Ferry Wakes Are a Real Threat: Manhattan's commercial ferry traffic (Staten Island, Governors Island routes) generates substantial wakes. An open canoe can swamp or capsize if a wake hits the gunwale wrong. Kayaks, sitting lower and narrower, are more forgiving. This makes canoe circumnavigation genuinely more dangerous than kayak.
Kenny Unser, the "King of the Manhattan Lap," has completed 70+ kayak circumnavigation laps. His fastest lap times are around 4:30–5:00. However, zero official canoe circumnavigation speed records exist. This means nobody has seriously tracked a solo open canoe lap with precision timing and verification.
Slower and more vulnerable to fatigue over 5+ hours. Solo paddlers tire significantly by the final miles. Susceptible to becoming unbalanced in cross-currents or wake zones. Speed ceiling: realistic 5–7 hours.
Significantly faster: two paddlers can maintain higher cadence and power longer. Tandem also provides stability benefit—wakes and currents less likely to destabilize a wider, heavier boat. Speed ceiling: realistic 4–5.5 hours.

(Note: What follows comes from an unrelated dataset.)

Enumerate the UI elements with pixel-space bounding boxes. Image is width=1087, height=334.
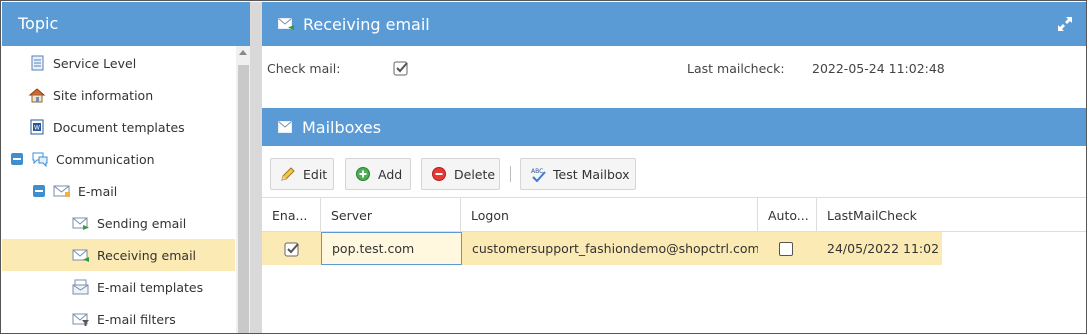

A well-coordinated tandem team (J-stroke steering in the stern, power paddling in the bow) can achieve pace 15–20% faster than a solo canoeist. However, tandem requires two highly skilled paddlers who've trained together extensively. This is a rarer achievement and might be even less documented than solo canoe.
As with SUP or kayak, the golden rule applies: hit Hell Gate during slack water. Miss it, and you're fighting 5-knot current in a slower boat. A 30–40 minute penalty becomes 45+ minutes for a canoe.
Begin from the Hudson side when the tide pushes you downstream. Build momentum early.
Ideally, reach Hell Gate within 15 minutes of slack water. This is more critical for canoe than kayak due to lower speed.
Cross-currents and standing waves are the real threat. Swamping an open canoe means a DNF (Did Not Finish). Tight paddling and wake-avoidance are essential.
The core challenge of canoe circumnavigation is not speed—it's not swamping. Open canoes have no spray skirt, minimal freeboard, and sit high in the water. A ferry wake, a standing wave at Hell Gate, or a miscalculation in cross-current could fill the boat with water in seconds.
This makes canoe circumnavigation less about paddling speed and more about route planning, wake awareness, and perfect tidal timing. A canoeist who finishes in 6 hours without swamping has accomplished something. A paddler who swamps and needs rescue has failed.
This is why no official CG canoe record exists yet. The first legitimate canoe circumnavigation speed record will belong to someone brave enough to attempt it—and lucky enough to nail the weather, tides, and ferry schedule all at once.
Solo: A strong, experienced canoeist with perfect tidal timing could push toward 5 hours. 6–7 hours is more realistic for most strong paddlers. Tandem: A coordinated elite team (paddlers from canoe racing or wilderness expeditions) might crack 4:45, but this assumes zero swamping risk and flawless execution.
The first CG-verified canoe circumnavigation record will be a meaningful milestone—not because it will be fast, but because it will be possible.